A rischio anche molti altri lavoratori, pesanti le conseguenze sul benessere e sulla produttività
Passare diverse ore al giorno a cercare di vendere prodotti, rispondere alle lamentele e i bisogni dei clienti, dare informazioni è un lavoro sicuramente stressante, oltre che oggigiorno poco remunerato. Ma ora si scopre che lavorare in un call center è anche pericoloso per la salute, visto che secondo un'indagine dell'università dell'Ulster un impiegato su quattro deve fare i conti con problemi di voce. E i disturbi vocali, rincara la dose uno studio americano presentato all'ultimo congresso dell'American Laryngological Association, incidono sulla produttività tanto quanto malattie croniche con un impatto notoriamente elevato in termini di disabilità come l'asma, la depressione o le patologie cardiovascolari.
CALL CENTER – La prima ricerca, commissionata dall'Institution of Occupational Safety and Health inglese, ha esaminato circa seicento lavoratori di 14 call center inglesi e irlandesi, verificando che nel 25 per cento dei casi questi avevano avuto mal di gola, afonie, disfonie e anche episodi di respiro corto riconducibili all'uso della voce per motivi lavorativi. Sarebbero particolarmente a rischio le donne e gli impiegati alle prime armi, che non sanno ancora «dosare» la propria voce a sufficienza: infatti, spiega l'autrice Diane Hazlett, «abbiamo osservato che ci sono molti programmi per il training in azienda dei nuovi impiegati, ma pochissimo si fa per avvertirli dei rischi che corre la loro voce e per insegnare precauzioni utili.
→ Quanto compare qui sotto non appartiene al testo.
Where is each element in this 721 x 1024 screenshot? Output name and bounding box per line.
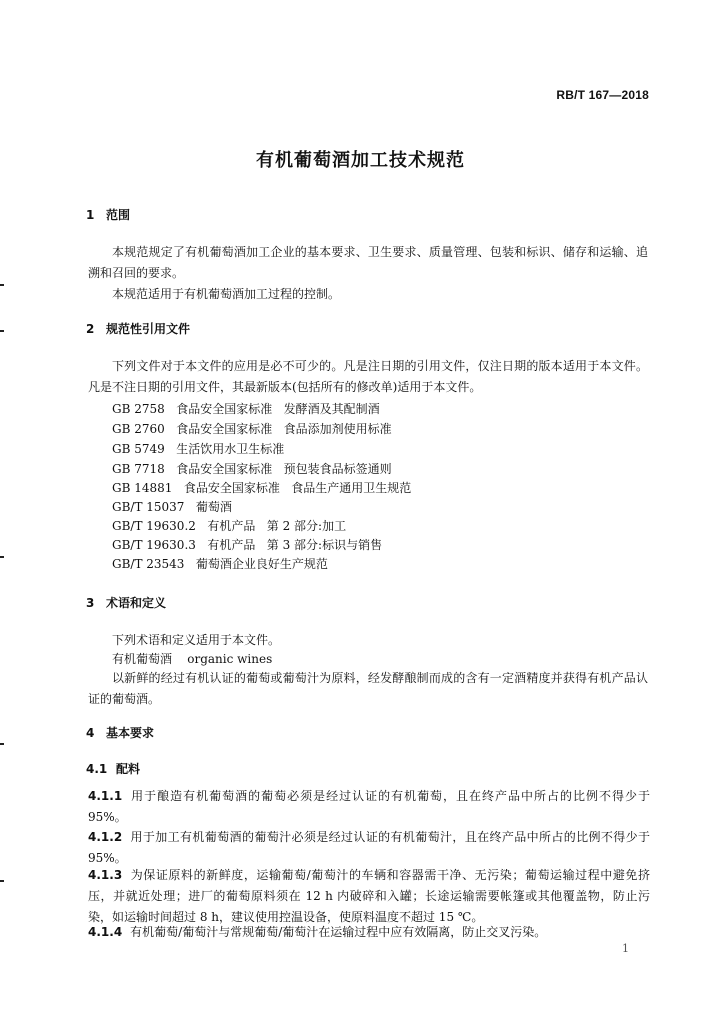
reference-item: GB/T 23543 葡萄酒企业良好生产规范: [112, 557, 328, 571]
reference-item: GB 2758 食品安全国家标准 发酵酒及其配制酒: [112, 402, 380, 416]
scope-paragraph-2: 本规范适用于有机葡萄酒加工过程的控制。: [112, 287, 341, 301]
subsection-number: 4.1: [86, 762, 108, 776]
clause-4-1-1: [88, 786, 650, 828]
scan-edge-mark: [0, 880, 4, 882]
reference-item: GB/T 15037 葡萄酒: [112, 500, 232, 514]
section-number: 3: [86, 596, 95, 610]
document-title: 有机葡萄酒加工技术规范: [256, 150, 465, 171]
section-title: 基本要求: [106, 726, 155, 740]
references-intro-paragraph: 下列文件对于本文件的应用是必不可少的。凡是注日期的引用文件，仅注日期的版本适用于本文件。凡是不注日期的引用文件，其最新版本(包括所有的修改单)适用于本文件。: [88, 359, 648, 394]
clause-text: 用于加工有机葡萄酒的葡萄汁必须是经过认证的有机葡萄汁，且在终产品中所占的比例不得少于 95%。: [88, 830, 650, 865]
reference-item: GB 14881 食品安全国家标准 食品生产通用卫生规范: [112, 481, 412, 495]
section-title: 术语和定义: [106, 596, 167, 610]
clause-text: 用于酿造有机葡萄酒的葡萄必须是经过认证的有机葡萄，且在终产品中所占的比例不得少于 95%。: [88, 789, 650, 824]
term-definition: 以新鲜的经过有机认证的葡萄或葡萄汁为原料，经发酵酿制而成的含有一定酒精度并获得有机产品认证的葡萄酒。: [88, 671, 648, 706]
clause-4-1-4: [88, 922, 650, 943]
section-4-heading: [86, 724, 154, 741]
terms-intro: 下列术语和定义适用于本文件。: [112, 633, 281, 647]
clause-text: 有机葡萄/葡萄汁与常规葡萄/葡萄汁在运输过程中应有效隔离，防止交叉污染。: [130, 925, 547, 939]
section-3-heading: [86, 594, 166, 611]
page-number: 1: [622, 942, 629, 955]
section-title: 范围: [106, 208, 131, 222]
clause-number: 4.1.1: [88, 789, 123, 803]
reference-item: GB 5749 生活饮用水卫生标准: [112, 442, 285, 456]
subsection-4-1-heading: [86, 760, 140, 777]
section-1-heading: [86, 206, 130, 223]
scan-edge-mark: [0, 330, 4, 332]
reference-item: GB 7718 食品安全国家标准 预包装食品标签通则: [112, 462, 392, 476]
scan-edge-mark: [0, 556, 4, 558]
scope-paragraph-1: 本规范规定了有机葡萄酒加工企业的基本要求、卫生要求、质量管理、包装和标识、储存和运输、追溯和召回的要求。: [88, 245, 648, 280]
reference-item: GB 2760 食品安全国家标准 食品添加剂使用标准: [112, 422, 392, 436]
section-number: 1: [86, 208, 95, 222]
clause-number: 4.1.2: [88, 830, 123, 844]
section-number: 2: [86, 322, 95, 336]
section-title: 规范性引用文件: [106, 322, 191, 336]
term-entry: 有机葡萄酒 organic wines: [112, 652, 273, 666]
subsection-title: 配料: [116, 762, 141, 776]
clause-4-1-3: [88, 865, 650, 928]
clause-number: 4.1.3: [88, 868, 123, 882]
scan-edge-mark: [0, 743, 4, 745]
standard-number: RB/T 167—2018: [556, 88, 649, 102]
clause-4-1-2: [88, 827, 650, 869]
scan-edge-mark: [0, 284, 4, 286]
section-number: 4: [86, 726, 95, 740]
clause-number: 4.1.4: [88, 925, 123, 939]
reference-item: GB/T 19630.2 有机产品 第 2 部分:加工: [112, 519, 347, 533]
clause-text: 为保证原料的新鲜度，运输葡萄/葡萄汁的车辆和容器需干净、无污染；葡萄运输过程中避免挤压，并就近处理；进厂的葡萄原料须在 12 h 内破碎和入罐；长途运输需要帐篷或其他覆盖物，防止污染，如运输时间超过 8 h，建议使用控温设备，使原料温度不超过 15 ℃。: [88, 868, 650, 924]
section-2-heading: [86, 320, 190, 337]
reference-item: GB/T 19630.3 有机产品 第 3 部分:标识与销售: [112, 538, 383, 552]
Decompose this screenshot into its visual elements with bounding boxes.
Invece, bisognerebbe pensare a programmi di prevenzione per spiegare ai lavoratori quanto sia importante mantenere una salute vocale ottimale».
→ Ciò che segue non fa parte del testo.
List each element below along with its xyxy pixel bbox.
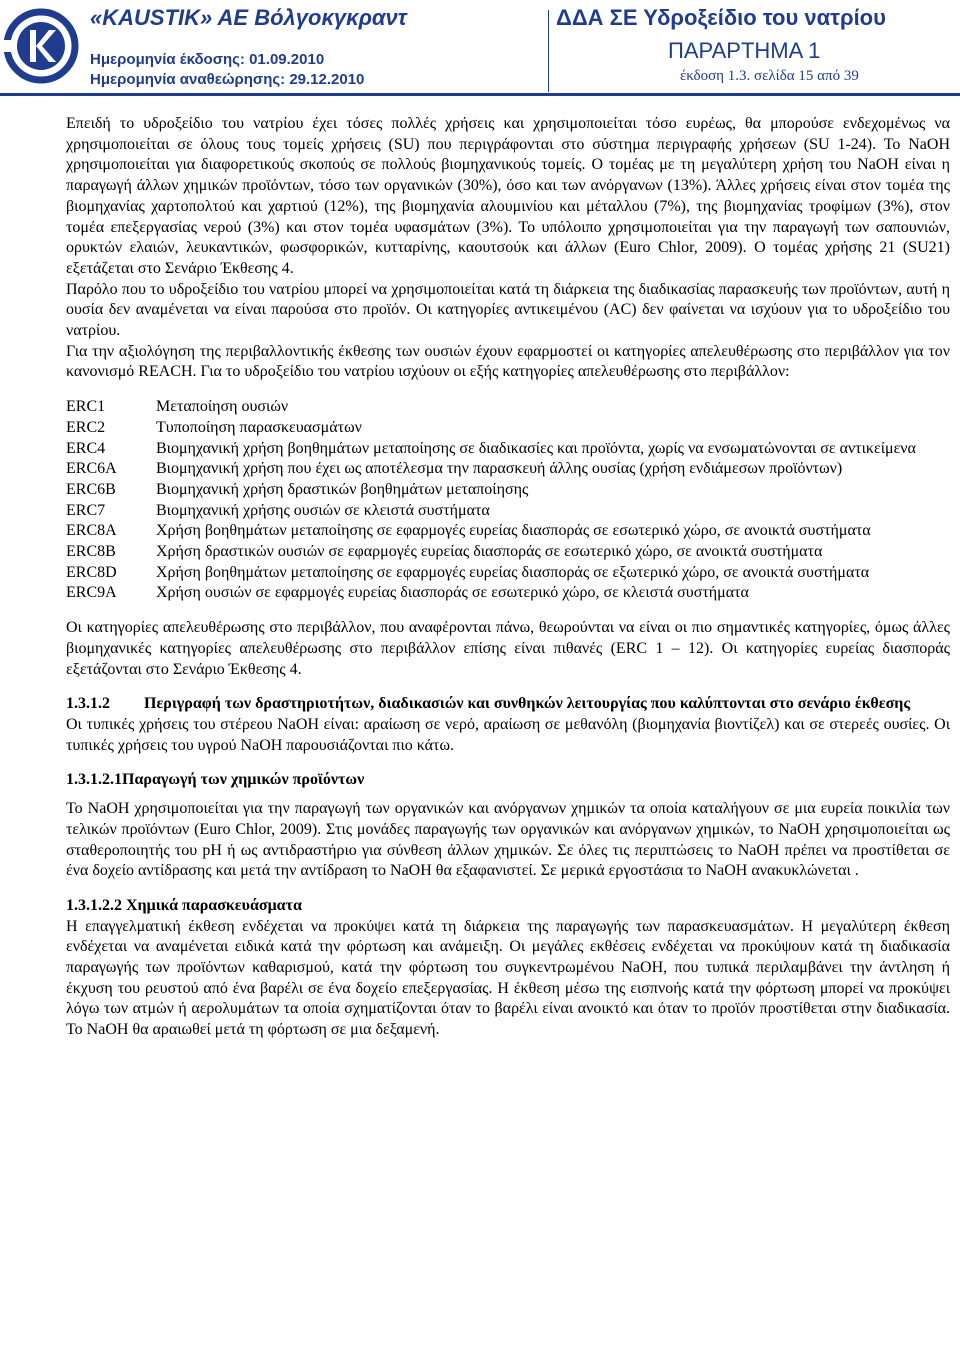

PRODUTTIVITÀ – Quanto conti avere una voce che funziona lo sottolinea pure lo studio statunitense condotto da Seth Cohen, otorinolaringoiatra del Voice Center della Duke University: andando a calcolare i giorni di lavoro persi a causa di disfonie di varia natura, l'esperto si è accorto che l'impatto di questi problemi sulla produttività è tutt'altro che irrisorio. «Abbiamo stimato, valutando i dati di circa 19mila lavoratori, che i disturbi della voce sono coinvolti in circa il 2 per cento dei casi in cui si ha una disabilità temporanea; è probabile peraltro che si tratti di una sottostima, visto che studi precedenti hanno dimostrato come la prevalenza di questi problemi sia pari a circa il 7 per cento della popolazione adulta – riferisce Cohen –. In media i pazienti con disfonie hanno 45 anni e si assentano dal lavoro per circa 40 giorni all'anno: più degli asmatici, che perdono in media sei-sette giorni, e in maniera paragonabile a chi soffre di malattie cardiovascolari, che è in malattia circa 47 giorni all'anno». Tutto questo ovviamente ha un peso anche economico: i costi per l'assistenza si aggirano attorno ai 3.500 dollari all'anno, quelli relativi alla mancata produttività sfiorano i 4.500 dollari annui.
CONSIGLI – Secondo le stime riferite dallo specialista americano, dal 5 al 10 per cento dei lavoratori ha nella propria voce il principale strumento di lavoro, per un'ulteriore 20 per cento è comunque un mezzo importante: non ci sono infatti solo i lavoratori di call center, gli attori o i cantanti a non poter fare a meno della voce, pensiamo agli insegnanti, i commercianti, chiunque abbia a che fare con un pubblico. «Purtroppo solo dal 5 al 20 per cento di chi ha un disturbo della voce si rivolge a un medico: chi è a rischio di disfonie deve esserne consapevole e chiedere aiuto a uno specialista per prevenire problemi, oltre che assistenza per il trattamento quando c'è qualcosa che non va», dice Cohen. I ricercatori irlandesi, dal canto loro, hanno redatto una serie di consigli utili per chi ha un impiego a rischio: fare pause frequenti, mantenere una buona postura e far sì che gli ambienti abbiano un'adeguata umidità, ventilazione e temperatura aiuta molto a ridurre la probabilità di fastidi. «Infine un semplice consiglio di buonsenso, ovvero bere spesso per mantenere ben idratate le mucose della gola: costa poco ma è un modo estremamente efficace per prevenire le disfonie», conclude Hazlett.